Dieta mediterranea, un esempio di alimentazione sostenibile

“Una delle maggiori sfide per l’economia globale è la lotta alla malnutrizione, un fenomeno tipico non solo delle economie emergenti, ma anche delle società occidentali, dove la crescente domanda di cibi spesso squilibrati dal punto di vista nutrizionale, ha portato a una perdita di consapevolezza dei processi di produzione e preparazione, oltre che a una progressiva diffusione di cattive abitudini alimentari: non a caso l’obesità infantile costituisce uno dei più gravi problemi per la sanità pubblica del 21° secolo”.

Con queste parole Mauro Gamboni del Dipartimento Agroalimentare del Cnr ha inquadrato il tema del ‘cibo sostenibile’ nell’ambito del talk show ‘Dieta mediterranea. Un esempio di dieta sostenibile’, svoltosi all’Auditorium Parco della Musica di Roma, nell’ambito della settimana della biodiversità, organizzata da ‘Biodiversity international’ e coordinata dall’Istituto nazionale di ricerca per gli alimenti e la nutrizione (Inran). Un momento di confronto e riflessione tra esponenti della scienza e della cultura su come difendere la salute del pianeta e dei suoi abitanti rispettando al contempo le culture e le tradizioni locali.
Il concetto di ‘dieta sostenibile’ va ben oltre il valore intrinseco degli alimenti, implicando l’analisi della sfera comportamentale singola e collettiva, e tenendo conto anche della relazione con l’ambiente, del risparmio di risorse naturali, del sostegno al consumo locale e stagionale, nonché della tutela della biodiversità.
A queste esigenze risponde pienamente la dieta mediterranea, che – in virtù delle sue riconosciute qualità – può rappresentare un modello replicabile, in grado di favorire la compatibilità tra benessere, esigenze nutrizionali e difesa dell’ambiente. Un modello che la comunità scientifica può aiutare a preservare, raccordando il concetto di ‘qualità’ con un approccio interdisciplinare che unisca scienze di base e applicate quali l’agronomia, le scienze naturali, l’ecologia, la biologia, le scienze dell’alimentazione, la biochimica, la genetica, fino all’economia ecologica, alle scienze della sostenibilità ed alle scienze della complessità.

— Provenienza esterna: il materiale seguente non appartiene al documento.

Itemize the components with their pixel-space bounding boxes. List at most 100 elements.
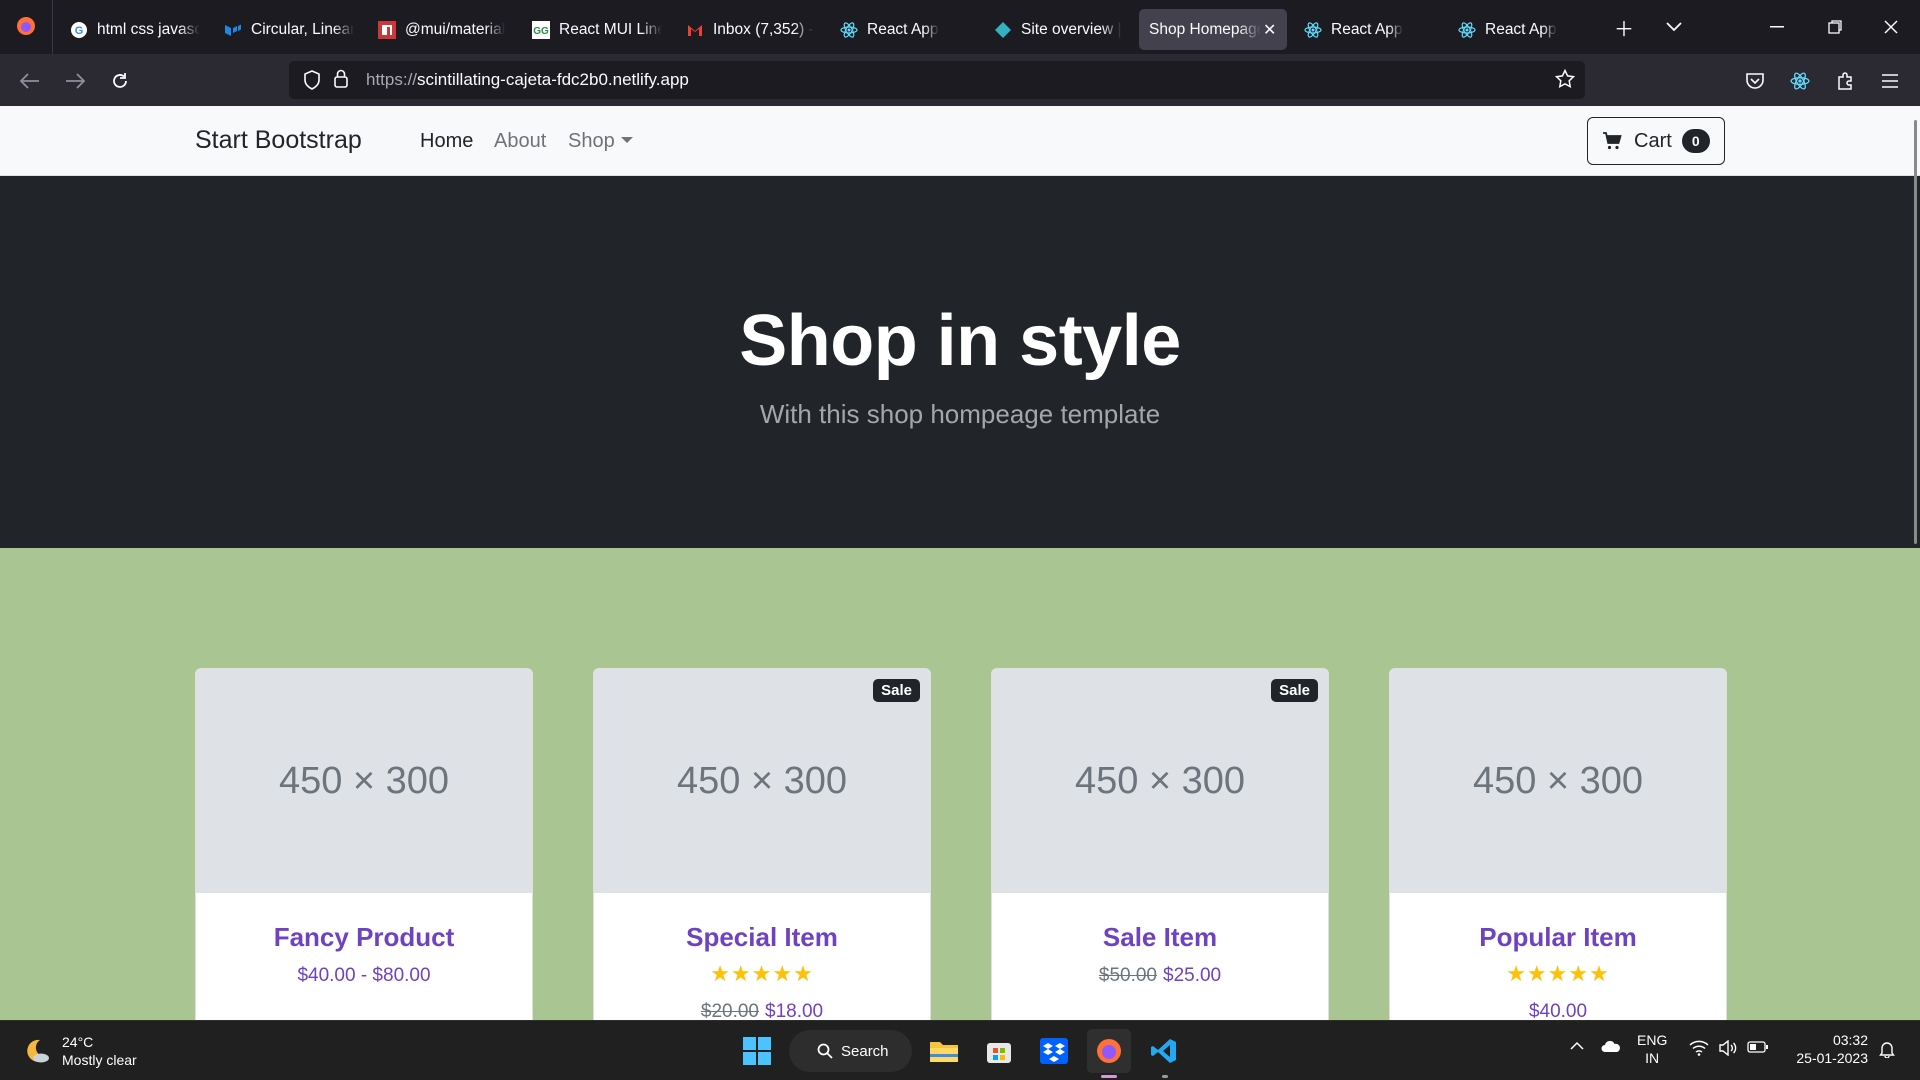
tab-gmail[interactable]: Inbox (7,352) -	[676, 9, 826, 50]
hero-section: Shop in style With this shop hompeage te…	[0, 176, 1920, 548]
tab-label: React App	[1331, 20, 1403, 38]
close-window-icon[interactable]	[1876, 12, 1906, 42]
product-image-placeholder: 450 × 300	[594, 669, 930, 893]
product-image-text: 450 × 300	[278, 759, 450, 802]
cart-count-badge: 0	[1681, 129, 1710, 153]
product-title: Special Item	[686, 922, 838, 952]
weather-desc: Mostly clear	[62, 1052, 137, 1068]
nav-shop-dropdown[interactable]: Shop	[568, 130, 633, 153]
new-tab-icon[interactable]: ＋	[1609, 12, 1639, 42]
restore-icon[interactable]	[1820, 12, 1850, 42]
geeks-icon: GG	[532, 20, 550, 39]
forward-icon[interactable]	[60, 66, 90, 96]
url-text[interactable]: https://scintillating-cajeta-fdc2b0.netl…	[366, 70, 689, 90]
search-label: Search	[841, 1042, 889, 1060]
hamburger-menu-icon[interactable]	[1875, 66, 1905, 96]
react-icon	[1458, 21, 1476, 39]
lang-code: ENG	[1637, 1032, 1668, 1048]
dropbox-icon[interactable]	[1032, 1029, 1076, 1073]
product-image-text: 450 × 300	[1472, 759, 1644, 802]
chevron-down-icon	[620, 137, 633, 143]
language-indicator[interactable]: ENG IN	[1637, 1031, 1667, 1067]
product-card: 450 × 300 Popular Item ★★★★★ $40.00	[1389, 668, 1727, 1020]
show-hidden-icons-icon[interactable]	[1570, 1041, 1584, 1050]
firefox-taskbar-icon[interactable]	[1087, 1029, 1131, 1073]
cart-icon	[1602, 131, 1622, 151]
old-price: $20.00	[700, 1001, 759, 1020]
file-explorer-icon[interactable]	[922, 1029, 966, 1073]
weather-widget[interactable]: 24°C Mostly clear	[22, 1033, 137, 1069]
nav-about[interactable]: About	[494, 130, 546, 153]
tab-react-mui[interactable]: GG React MUI Line	[522, 9, 672, 50]
firefox-menu-icon[interactable]	[14, 14, 38, 38]
minimize-icon[interactable]	[1762, 12, 1792, 42]
web-page: Start Bootstrap Home About Shop Cart 0 S…	[0, 106, 1920, 1020]
product-image-placeholder: 450 × 300	[992, 669, 1328, 893]
tab-shop-homepage[interactable]: Shop Homepage ✕	[1139, 9, 1287, 50]
shield-icon[interactable]	[303, 70, 321, 90]
svg-text:G: G	[75, 25, 84, 37]
vscode-running-indicator	[1162, 1075, 1168, 1078]
product-price: $50.00 $25.00	[992, 965, 1328, 987]
tab-circular[interactable]: Circular, Linear	[214, 9, 364, 50]
tab-bar: G html css javascript Circular, Linear @…	[0, 0, 1920, 54]
product-title: Sale Item	[1102, 922, 1218, 952]
netlify-icon	[994, 21, 1012, 39]
close-tab-icon[interactable]: ✕	[1263, 20, 1276, 40]
site-navbar: Start Bootstrap Home About Shop Cart 0	[0, 106, 1920, 176]
product-card: 450 × 300 Sale Sale Item $50.00 $25.00	[991, 668, 1329, 1020]
tab-html-css[interactable]: G html css javascript	[60, 9, 210, 50]
battery-icon[interactable]	[1747, 1041, 1769, 1053]
volume-icon[interactable]	[1718, 1040, 1738, 1056]
tab-label: Site overview |	[1021, 20, 1122, 38]
tab-react-app-3[interactable]: React App	[1448, 9, 1598, 50]
product-image-placeholder: 450 × 300	[1390, 669, 1726, 893]
page-scrollbar[interactable]	[1914, 120, 1917, 544]
list-tabs-icon[interactable]	[1659, 12, 1689, 42]
back-icon[interactable]	[15, 66, 45, 96]
product-card: 450 × 300 Sale Special Item ★★★★★ $20.00…	[593, 668, 931, 1020]
pocket-icon[interactable]	[1740, 66, 1770, 96]
tab-label: html css javascript	[97, 20, 200, 38]
url-host: scintillating-cajeta-fdc2b0.netlify.app	[417, 70, 689, 89]
microsoft-store-icon[interactable]	[977, 1029, 1021, 1073]
taskbar-search[interactable]: Search	[789, 1030, 912, 1072]
nav-home[interactable]: Home	[420, 130, 473, 153]
extensions-icon[interactable]	[1830, 66, 1860, 96]
url-bar[interactable]: https://scintillating-cajeta-fdc2b0.netl…	[289, 61, 1585, 99]
old-price: $50.00	[1098, 965, 1157, 986]
tab-react-app-1[interactable]: React App	[830, 9, 980, 50]
star-rating: ★★★★★	[710, 961, 814, 986]
clock[interactable]: 03:32 25-01-2023	[1788, 1031, 1868, 1067]
npm-icon	[378, 20, 396, 39]
taskbar: 24°C Mostly clear Search ENG IN 03:32 25…	[0, 1020, 1920, 1080]
bookmark-star-icon[interactable]	[1555, 69, 1575, 89]
tab-npm[interactable]: @mui/material	[368, 9, 518, 50]
cart-button[interactable]: Cart 0	[1587, 117, 1725, 165]
star-rating: ★★★★★	[1506, 961, 1610, 986]
product-image-text: 450 × 300	[676, 759, 848, 802]
sale-badge: Sale	[873, 679, 920, 702]
site-brand[interactable]: Start Bootstrap	[195, 126, 362, 155]
tab-react-app-2[interactable]: React App	[1294, 9, 1444, 50]
onedrive-icon[interactable]	[1601, 1041, 1621, 1053]
sale-price: $18.00	[765, 1001, 824, 1020]
tab-label: @mui/material	[405, 20, 506, 38]
tab-label: React App	[1485, 20, 1557, 38]
product-image-placeholder: 450 × 300	[196, 669, 532, 893]
svg-text:GG: GG	[533, 26, 549, 37]
tab-site-overview[interactable]: Site overview |	[984, 9, 1134, 50]
vscode-icon[interactable]	[1142, 1029, 1186, 1073]
tab-label: React App	[867, 20, 939, 38]
notifications-icon[interactable]	[1878, 1040, 1896, 1058]
reload-icon[interactable]	[105, 66, 135, 96]
react-icon	[840, 21, 858, 39]
react-devtools-icon[interactable]	[1785, 66, 1815, 96]
start-windows-icon[interactable]	[735, 1029, 779, 1073]
product-image-text: 450 × 300	[1074, 759, 1246, 802]
gmail-icon	[686, 21, 704, 39]
lock-icon[interactable]	[333, 69, 349, 89]
hero-subtitle: With this shop hompeage template	[759, 399, 1161, 429]
tab-label: Circular, Linear	[251, 20, 354, 38]
wifi-icon[interactable]	[1689, 1040, 1709, 1056]
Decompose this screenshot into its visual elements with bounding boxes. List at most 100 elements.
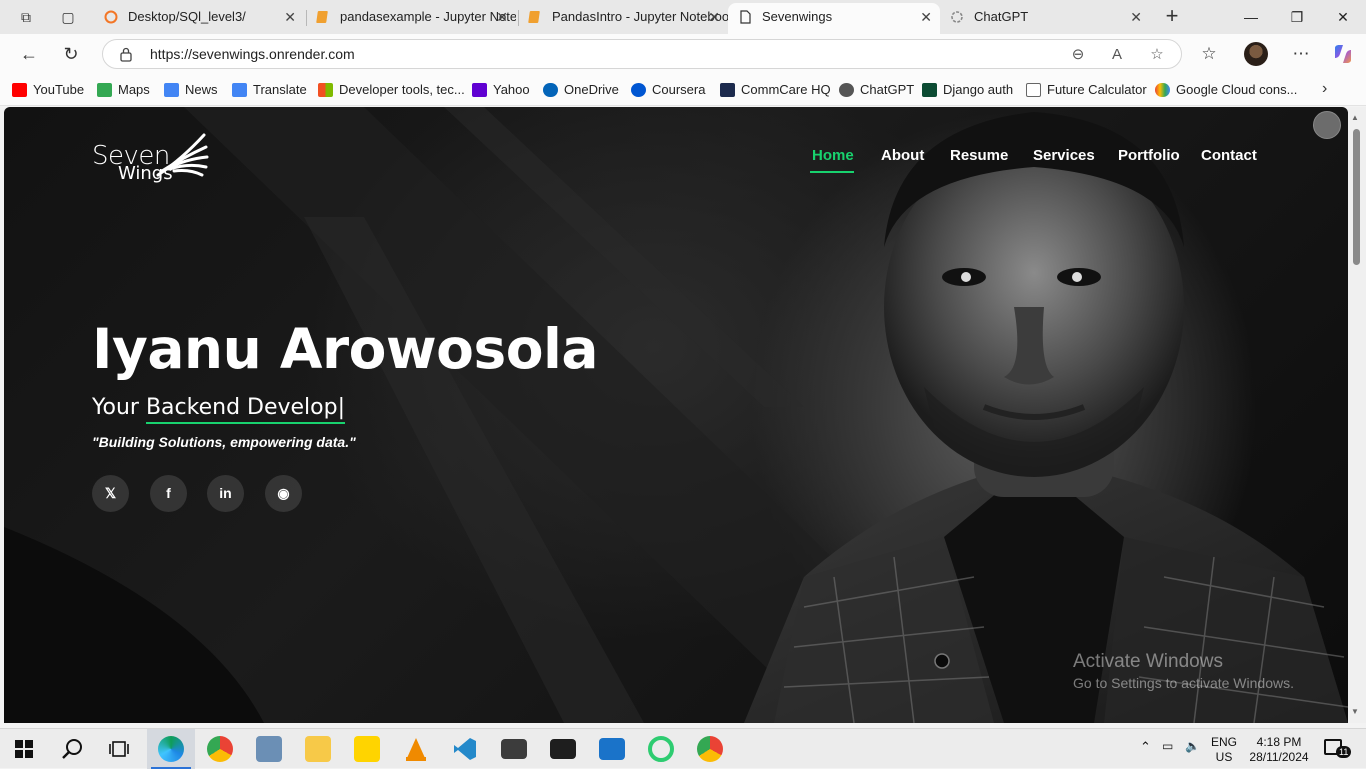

“Almeno due delle tre linee strategiche in cui è organizzato il Dipartimento: la linea ‘food’ e la linea ‘agricoltura sostenibile’, possono contribuire a rispondere efficacemente a queste esigenze”, aggiunge Gamboni, “sono infatti 600 le unità di personale coinvolte in ricerche legate a queste tematiche, che operano in 19 istituti presenti sull’intero territorio nazionale”.